The Household Income and Labour Dynamics in Australia (HILDA) survey, which includes over 17,000 people, shows levels of loneliness are highest among those who live alone or are single parents, people born in non-English speaking countries, unemployed people, persons living in areas of most socioeconomic disadvantage, and those with long-term health conditions.

Whether it be nurturing your closest relationships, or looking to form new connections, there are ways for you to prevent, or overcome, loneliness.

Don’t be afraid to take baby steps

If you’re lonely, then seemingly innocuous interactions can help, says Dr Michelle Lim, Chairperson and Scientific Chair of Ending Loneliness Together. 

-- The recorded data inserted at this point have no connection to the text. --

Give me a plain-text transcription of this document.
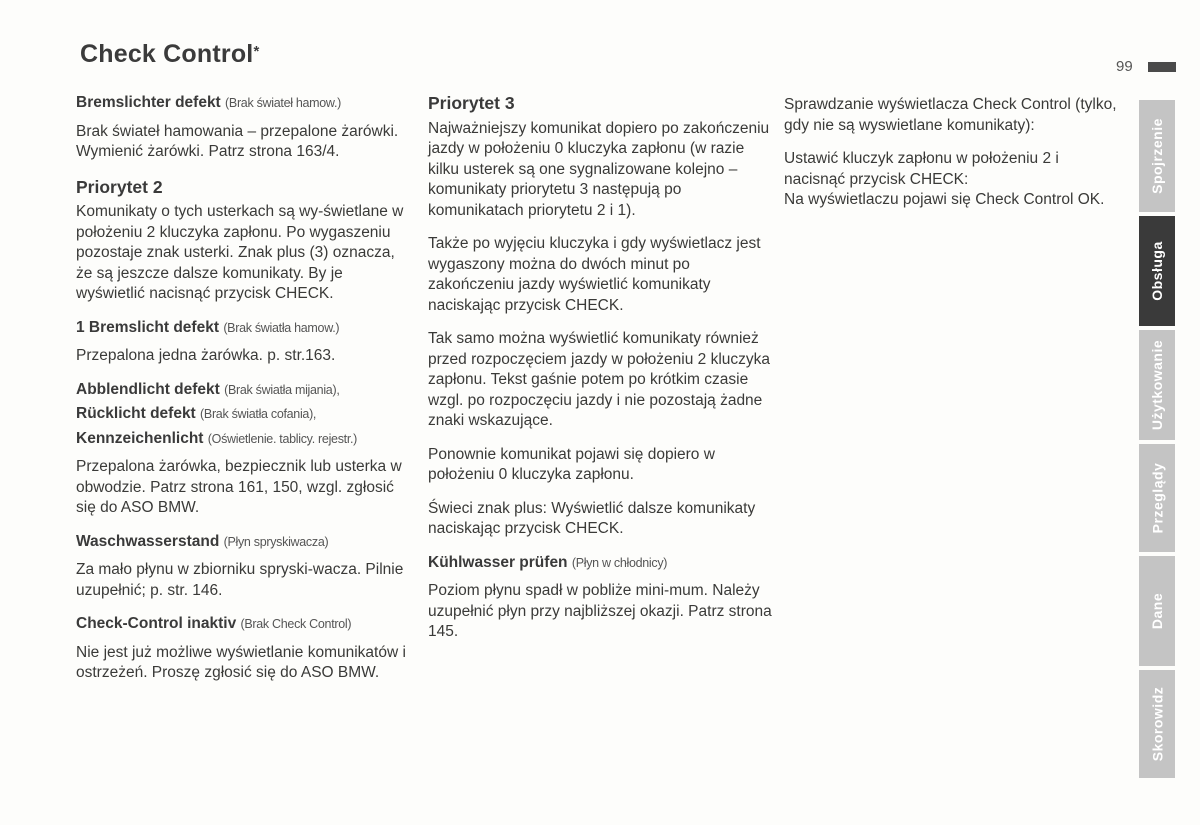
Check Control*
99
Bremslichter defekt (Brak świateł hamow.)
Brak świateł hamowania – przepalone żarówki.
Wymienić żarówki. Patrz strona 163/4.
Priorytet 2
Komunikaty o tych usterkach są wy-świetlane w położeniu 2 kluczyka zapłonu. Po wygaszeniu pozostaje znak usterki. Znak plus (3) oznacza, że są jeszcze dalsze komunikaty. By je wyświetlić nacisnąć przycisk CHECK.
1 Bremslicht defekt (Brak światła hamow.)
Przepalona jedna żarówka. p. str.163.
Abblendlicht defekt (Brak światła mijania),
Rücklicht defekt (Brak światła cofania),
Kennzeichenlicht (Oświetlenie. tablicy. rejestr.)
Przepalona żarówka, bezpiecznik lub usterka w obwodzie. Patrz strona 161, 150, wzgl. zgłosić się do ASO BMW.
Waschwasserstand (Płyn spryskiwacza)
Za mało płynu w zbiorniku spryski-wacza. Pilnie uzupełnić; p. str. 146.
Check-Control inaktiv (Brak Check Control)
Nie jest już możliwe wyświetlanie komunikatów i ostrzeżeń. Proszę zgłosić się do ASO BMW.
Priorytet 3
Najważniejszy komunikat dopiero po zakończeniu jazdy w położeniu 0 kluczyka zapłonu (w razie kilku usterek są one sygnalizowane kolejno – komunikaty priorytetu 3 następują po komunikatach priorytetu 2 i 1).
Także po wyjęciu kluczyka i gdy wyświetlacz jest wygaszony można do dwóch minut po zakończeniu jazdy wyświetlić komunikaty naciskając przycisk CHECK.
Tak samo można wyświetlić komunikaty również przed rozpoczęciem jazdy w położeniu 2 kluczyka zapłonu. Tekst gaśnie potem po krótkim czasie wzgl. po rozpoczęciu jazdy i nie pozostają żadne znaki wskazujące.
Ponownie komunikat pojawi się dopiero w położeniu 0 kluczyka zapłonu.
Świeci znak plus: Wyświetlić dalsze komunikaty naciskając przycisk CHECK.
Kühlwasser prüfen (Płyn w chłodnicy)
Poziom płynu spadł w pobliże mini-mum. Należy uzupełnić płyn przy najbliższej okazji. Patrz strona 145.
Sprawdzanie wyświetlacza Check Control (tylko, gdy nie są wyswietlane komunikaty):
Ustawić kluczyk zapłonu w położeniu 2 i nacisnąć przycisk CHECK:
Na wyświetlaczu pojawi się Check Control OK.
Spojrzenie
Obsługa
Użytkowanie
Przeglądy
Dane
Skorowidz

“Different kinds of interactions with different kinds of people can add to people’s well-being,” she says.

– Dr Michelle Lim

“Previously (before the COVID-19 pandemic), the organic little chats that you might have with the person who makes your coffee didn’t seem all that important. But during lockdowns, for example, they became critical. 

“Those minute social interactions actually do add up.” 

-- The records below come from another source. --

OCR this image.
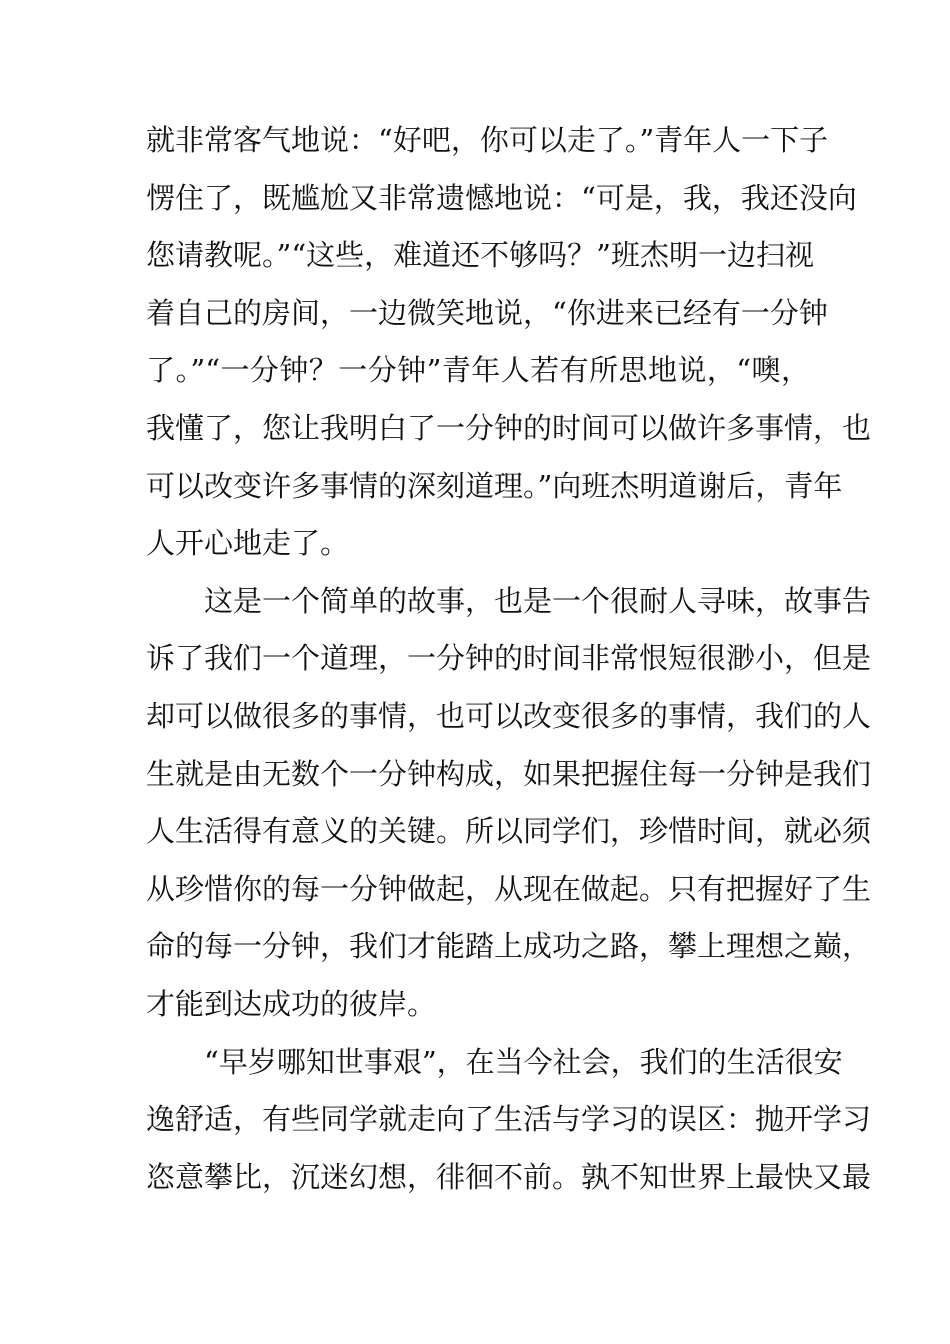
就非常客气地说：“好吧，你可以走了。”青年人一下子
愣住了，既尴尬又非常遗憾地说：“可是，我，我还没向
您请教呢。”“这些，难道还不够吗？”班杰明一边扫视
着自己的房间，一边微笑地说，“你进来已经有一分钟
了。”“一分钟？一分钟”青年人若有所思地说，“噢，
我懂了，您让我明白了一分钟的时间可以做许多事情，也
可以改变许多事情的深刻道理。”向班杰明道谢后，青年
人开心地走了。
这是一个简单的故事，也是一个很耐人寻味，故事告
诉了我们一个道理，一分钟的时间非常恨短很渺小，但是
却可以做很多的事情，也可以改变很多的事情，我们的人
生就是由无数个一分钟构成，如果把握住每一分钟是我们
人生活得有意义的关键。所以同学们，珍惜时间，就必须
从珍惜你的每一分钟做起，从现在做起。只有把握好了生
命的每一分钟，我们才能踏上成功之路，攀上理想之巅，
才能到达成功的彼岸。
“早岁哪知世事艰”，在当今社会，我们的生活很安
逸舒适，有些同学就走向了生活与学习的误区：抛开学习
恣意攀比，沉迷幻想，徘徊不前。孰不知世界上最快又最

Headspace National Clinical Advisor Rupert Saunders says the first step is to acknowledge the issue, and then try to find solutions. 

“It can be difficult to acknowledge you are feeling lonely and you need support,”. “Knowing when to reach out for help is an important first step. 

– Rupert Saunders, Headspace National Clinical Advisor

“Building healthy relationships and connections is an important step towards feeling less lonely … staying connected with other people can boost energy, improve one’s sense of belonging, and help people feel supported.

“Building connections can be challenging. It’s important to start small.”

New fathers often experience loneliness, according to Adam Tardif, National Program Leader at Dads Group. 

“Many dads experience loneliness, particularly in the first year after their baby has been born,” he says. 

“(My advice would be to) get connected with other dads as early as possible, especially in your area. This can be done either by attending new parents’ group sessions or joining a local dads’ group … there are also digital dads’ groups. Or if you’re bold enough, next time you’re at the park and you see another dad, go up and have a chat.” 

– Adam Tardif, National Program Leader at Dads Group

What is ‘social fitness’ and how can you improve it?

Lim states that after first acknowledging you may have a problem, a good idea is to build on what she describes as your ‘social fitness’. 

“When someone starts to feel lonely, (a good first step would be to) reflect, understand that loneliness is normal but also understand that not everything will work for you,”

– Dr Michelle Lim

“Take little steps. People who are lonely tend to have low social confidence, sometimes social anxiety.

Don’t assume you have to make a new best friend to feel less lonely, but having small conversations, saying ‘hi’ and smiling at someone, small talk, these kinds of things can allow you to gain more confidence.

Then you can start to change strangers into acquaintances, acquaintances into friends, friends into meaningful relationships. 

“No one can go from walking around the block to running a marathon — your body will fail. It’s really similar to your mind; everyone’s (physical) fitness is different and everyone’s social fitness is different.” 

So the good news is, there are many ways to battle this critical issue. It might be worth checking out the Ending Loneliness Directory, which is a national database of 1,000+ organisations, groups and services that provide opportunities for connection and support. 

As with any health condition, speaking to your GP or a medical expert is also a good option if needed.